Güya itirafta bulunuyor.
Nasıl itirafsa, telaffuz ettiği isimleri doğru dürüst
sökemiyor.
İkide bir kameranın arkasındaki zorbalara bakıp, korkuyla, doğru
yapıp yapmadığını kontrol ediyor.
Gözlerden bir itirafçının rahatlaması değil, ağzına tıkılan bazı
sözleri zorla söylemenin tedirginliği açık seçik okunuyor.

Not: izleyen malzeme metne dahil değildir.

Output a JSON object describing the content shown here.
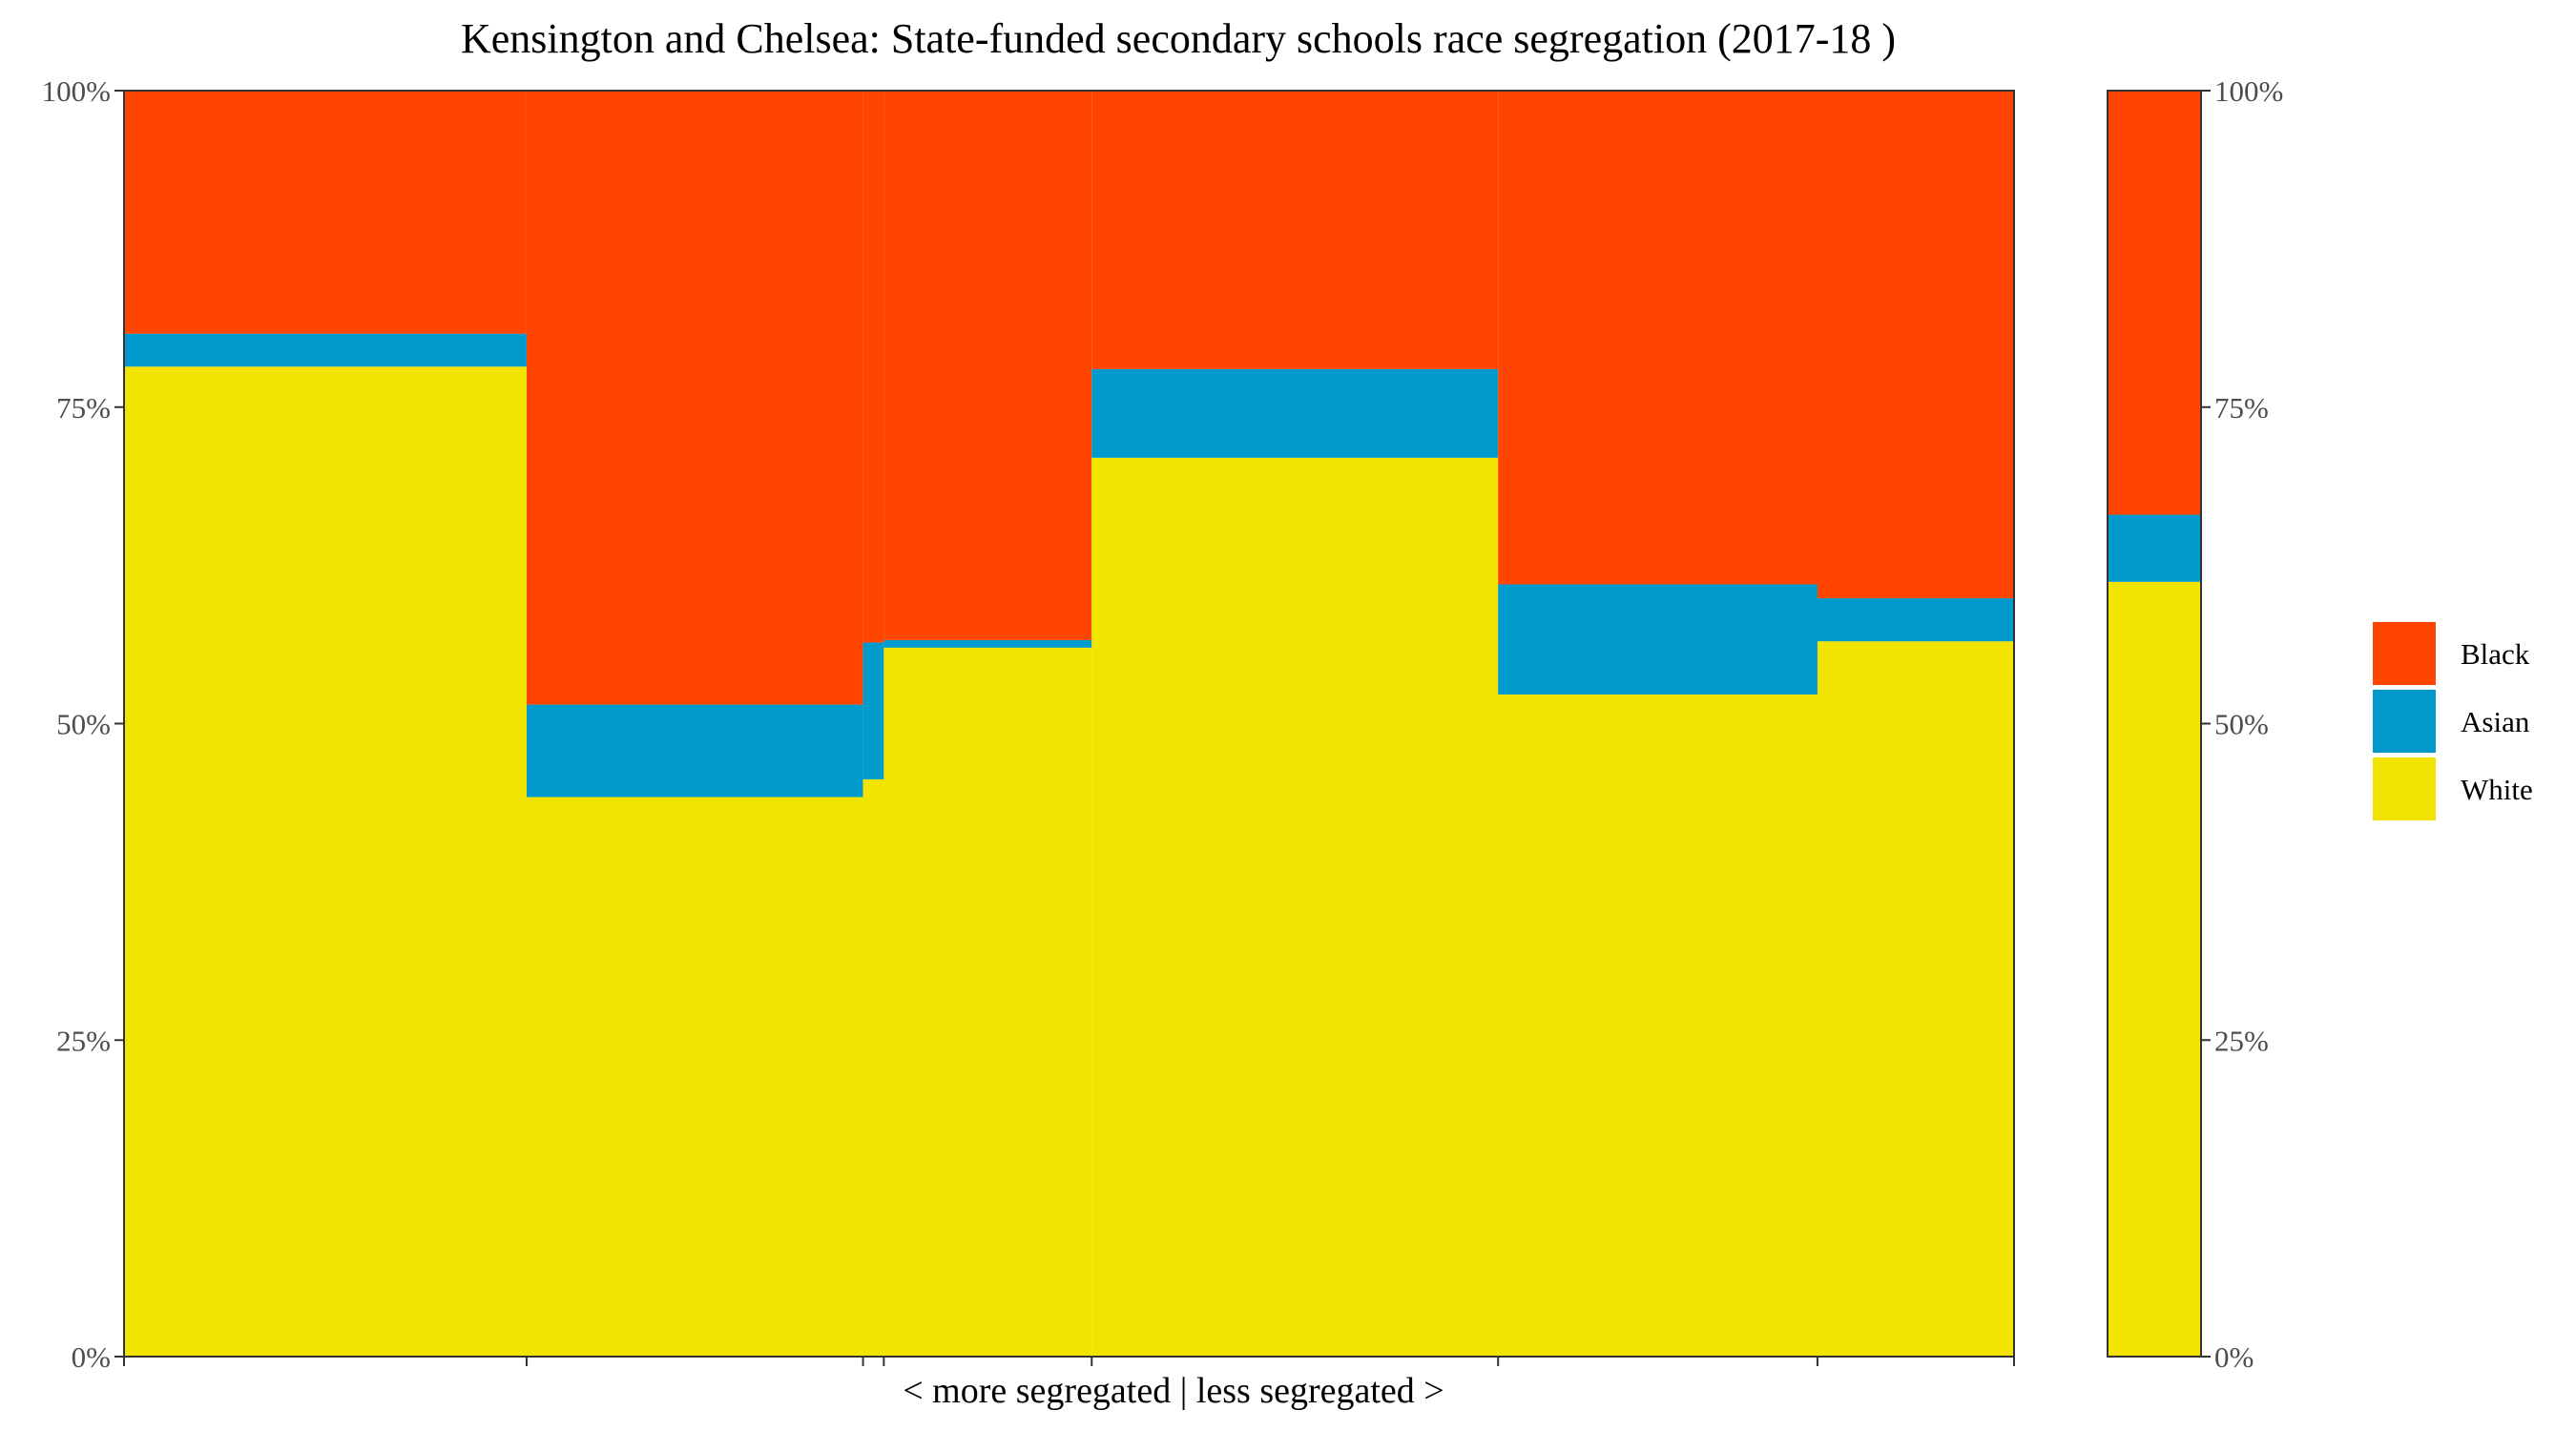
{
  "chart_data": {
    "type": "bar",
    "title": "Kensington and Chelsea: State-funded secondary schools race segregation (2017-18 )",
    "xlabel": "< more segregated | less segregated >",
    "ylabel": "",
    "ylim": [
      0,
      100
    ],
    "y_ticks": [
      "0%",
      "25%",
      "50%",
      "75%",
      "100%"
    ],
    "stack_order": [
      "White",
      "Asian",
      "Black"
    ],
    "colors": {
      "Black": "#ff4500",
      "Asian": "#009acd",
      "White": "#f2e400"
    },
    "legend": {
      "position": "right",
      "entries": [
        "Black",
        "Asian",
        "White"
      ]
    },
    "grid": false,
    "x_scale_total": 100,
    "schools": [
      {
        "width": 21.3,
        "values": {
          "White": 78.2,
          "Asian": 2.6,
          "Black": 19.2
        }
      },
      {
        "width": 17.8,
        "values": {
          "White": 44.2,
          "Asian": 7.3,
          "Black": 48.5
        }
      },
      {
        "width": 1.1,
        "values": {
          "White": 45.6,
          "Asian": 10.8,
          "Black": 43.6
        }
      },
      {
        "width": 11.0,
        "values": {
          "White": 56.0,
          "Asian": 0.6,
          "Black": 43.4
        }
      },
      {
        "width": 21.5,
        "values": {
          "White": 71.0,
          "Asian": 7.0,
          "Black": 22.0
        }
      },
      {
        "width": 16.9,
        "values": {
          "White": 52.3,
          "Asian": 8.7,
          "Black": 39.0
        }
      },
      {
        "width": 10.4,
        "values": {
          "White": 56.5,
          "Asian": 3.4,
          "Black": 40.1
        }
      }
    ],
    "overall": {
      "values": {
        "White": 61.2,
        "Asian": 5.3,
        "Black": 33.5
      }
    }
  }
}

Allah benzetmesin, karşımızda Irak savaşında kamera karşısına
getirilip zorla itirafta bulundurulduktan sonra kafası kesilen bir
insanın hayaleti oturuyor.
O görüntüleri yayınlatan kafa sanıyor ki, kendi davasına hizmet
ediyor.
Bilmiyor ki, bizi, bizleri tiksindiriyor, kendinden nefret
ettiriyor.
Sadece kendinden değil, bütün Ortadoğu’dan tiksindiriyor.
Kimdir bir gazeteciye bu mezalimi yapanlar?
Dün, insanları damlardan fırlatıp atan güya “Özgür Suriye
Ordusu”nun meczuplarıydı.
Ya bunlar?
Bunlar da güya “Suriye devleti”nin adamları.
Al birini, vur ötekine...
SURİYE DEVLET BAŞKANI’NA BURADAN SESLENİYORUM
Biri yakaladığı postane memurunu damdan atıp katlediyor, bir
duvarın önünde yaka paça linç ediyor.
Öteki de, yakaladığı bir Türk gazetecisine bu insanlık dışı
muameleyi reva görüyor.
Geçmişte iki defa konuşma fırsatı edindiğim Suriye Devlet Başkanı
Beşar Esad’a seslenmek isterim.
Bunlar iyi yollar değildir. O meslektaşımızın başına bir şey
gelirse, hepimiz karşınızda olacağız.